Karou was raised with chimera, a type of mythical being who is forged of many different types of creatures (human head/torso but with the legs and body of a horse, like a centaur). So that world isn’t really that surprising to her given that she was raised in it. So she’s often given tasks by one of the chimaera, Brimstone, and carries out these “tasks” to get teeth – all varieties – when one day she goes to Morocco and is discovered by an angel. An angel who wants to kill her.
This story, man. This story. At first I wasn’t sure I was going to like it. I thought it was going to be a poorly written, all over the place, insta-love type of thing, when really, it wasn’t. There was so much more going on in the background that was woven in and throughout the novel that it just took my breath away.
Literally, I’m feeling ALL the feels.
Karou, herself, is a strong female character with a stubborn streak, but also a quirky attitude that seems to get her in trouble from time to time. She grew up without knowing much about herself or how she got tattoos on her hands (hamsas) and she always wondered why she’d feel lonely at times or just how she didn’t feel like she was her true self in the world she was living in. I thought she was relatable because I know a lot of teens and young adults feel “out of place” in the world and want to find who they are and where they fit in all of this. Karou is like that throughout most of the book and she doesn’t really change much in personality, which is great.

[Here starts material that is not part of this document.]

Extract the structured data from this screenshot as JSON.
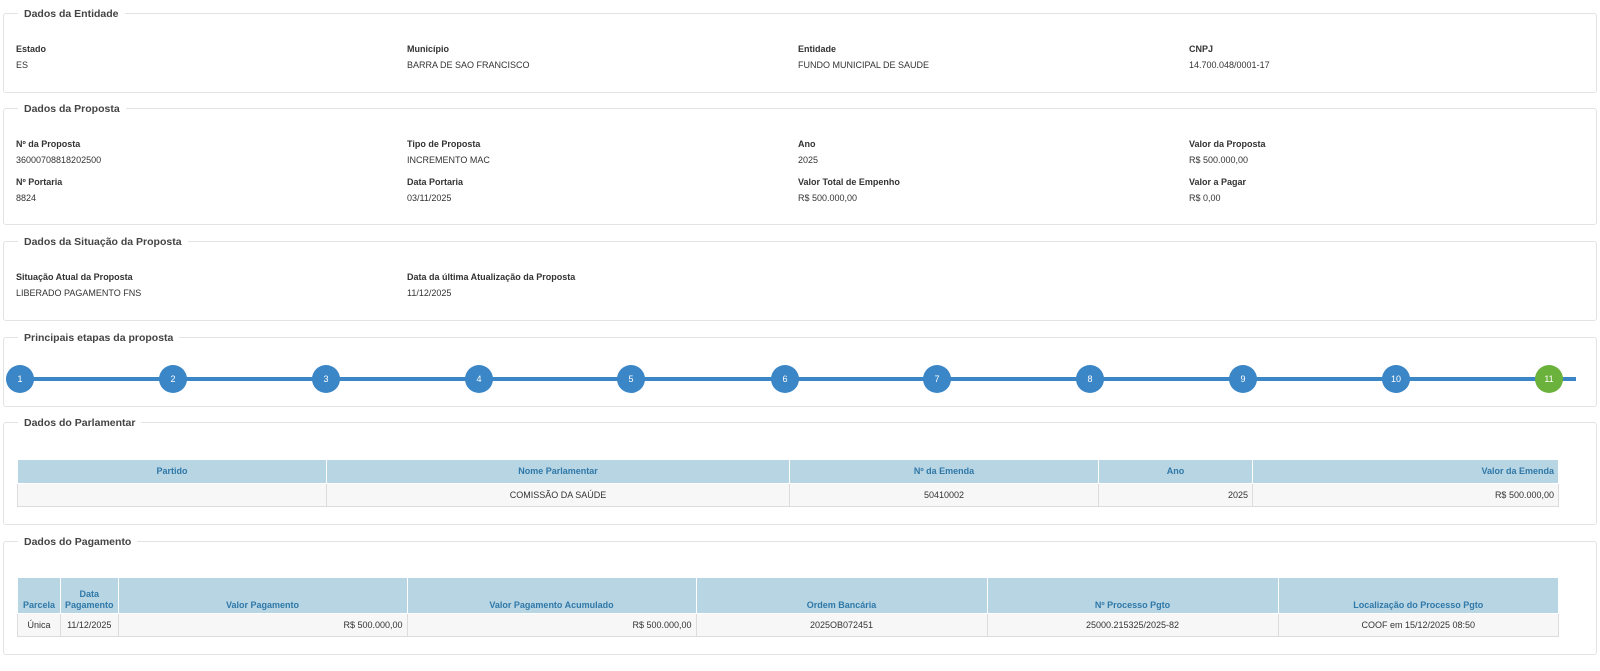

Akiva is the angel who attacks Karou in Morocco and he is described as dead-eyed in the beginning, his features too perfect to be human with short cropped dark hair, a widow’s peak, and burning angel wings that he can glamour into invisibility – but only on his back, not on his shadow. He’s at first merciless and cruel, but something in him clicks when he attacks Karou that makes him pause and he tries to figure out just what that is by following her around (yes, like a creep). Though the two do spar later on, he doesn’t want to hurt her and he later figures out why he is so drawn to her and why he can’t hurt her.

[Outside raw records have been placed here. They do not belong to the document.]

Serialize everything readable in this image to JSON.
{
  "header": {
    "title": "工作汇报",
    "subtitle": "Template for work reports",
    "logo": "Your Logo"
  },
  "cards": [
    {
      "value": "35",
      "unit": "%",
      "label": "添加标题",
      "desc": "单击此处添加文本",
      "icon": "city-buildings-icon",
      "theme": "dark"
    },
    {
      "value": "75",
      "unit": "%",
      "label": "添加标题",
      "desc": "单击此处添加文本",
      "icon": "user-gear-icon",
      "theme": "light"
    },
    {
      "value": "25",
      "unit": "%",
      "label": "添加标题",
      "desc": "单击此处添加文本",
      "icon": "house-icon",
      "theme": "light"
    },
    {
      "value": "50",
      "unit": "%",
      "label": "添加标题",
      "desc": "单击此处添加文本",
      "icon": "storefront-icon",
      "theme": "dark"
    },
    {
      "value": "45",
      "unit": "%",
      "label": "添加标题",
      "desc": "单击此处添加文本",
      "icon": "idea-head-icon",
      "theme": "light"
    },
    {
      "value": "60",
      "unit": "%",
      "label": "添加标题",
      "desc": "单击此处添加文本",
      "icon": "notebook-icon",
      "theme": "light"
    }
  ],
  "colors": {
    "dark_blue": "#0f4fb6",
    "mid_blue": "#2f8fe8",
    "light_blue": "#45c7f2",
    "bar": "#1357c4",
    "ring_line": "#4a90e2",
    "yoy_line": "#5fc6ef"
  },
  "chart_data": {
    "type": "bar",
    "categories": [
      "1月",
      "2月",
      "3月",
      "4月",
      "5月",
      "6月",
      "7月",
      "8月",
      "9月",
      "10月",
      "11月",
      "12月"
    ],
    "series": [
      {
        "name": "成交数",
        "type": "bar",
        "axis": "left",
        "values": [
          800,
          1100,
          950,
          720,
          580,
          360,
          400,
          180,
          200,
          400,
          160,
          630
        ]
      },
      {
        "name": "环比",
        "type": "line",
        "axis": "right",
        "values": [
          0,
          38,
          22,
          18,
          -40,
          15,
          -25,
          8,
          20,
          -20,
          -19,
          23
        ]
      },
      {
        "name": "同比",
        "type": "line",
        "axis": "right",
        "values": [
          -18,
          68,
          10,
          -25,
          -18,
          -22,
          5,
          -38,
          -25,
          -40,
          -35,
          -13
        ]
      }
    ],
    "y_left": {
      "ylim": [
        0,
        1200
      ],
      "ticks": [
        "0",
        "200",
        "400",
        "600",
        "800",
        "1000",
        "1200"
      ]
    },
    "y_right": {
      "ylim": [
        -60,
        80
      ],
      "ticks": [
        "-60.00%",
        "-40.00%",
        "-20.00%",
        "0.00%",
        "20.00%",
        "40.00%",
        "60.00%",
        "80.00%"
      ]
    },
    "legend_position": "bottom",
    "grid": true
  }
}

And possibly why she’d want to hurt him.
Brimstone is a chimera who is a Wishmonger that makes different types of beads that grant different levels of wishes. He’s stonefaced and not very warm to others, only showing his approval through grunts on occasion. We do learn a little bit more about him toward the end of the book and I think he’s pretty wise, though that may be due to his age.
Those were really the main characters of the book while everyone else that followed was secondary. I did enjoy Zuzana’s personality a lot (she’s human), and Issa was kind of cool (she’s a chimera).
The plot of the story definitely pulled me in. It was one in which Karou was trying to find who she was while trying to uncover secrets as to why portal doors have mysterious hand print burn marks on them and why they suddenly go up in flames, taking away any chances she had of returning to that place in between. It also is a great mystery into the chimera and seraphim (angel) world. I really enjoyed it and I can definitely see the potential for the sequels from this book.
The romance in this book, at first, I thought would be insta-love the way it was playing out. It kind of turned me off, but as it continued and it was explained further in the story I finally understood why they acted the way they did toward each other. It was hot and steamy and ooooohhh the angst, but it was great to read and definitely satisfied my romantic craving.
And I hope to God there isn’t a triangle.
My biggest “complaint,” which is really a critique is that I wish that the back stories that we find out later about Karou’s past were woven into the story more as memory snippets. It happened only once or twice before that, but I think that it could have happened a little bit more rather than it all coming in one giant chunk toward the end.
Overall, I really, really enjoyed this book and I can’t wait to continue on reading the trilogy. I gave this 5/5 stars.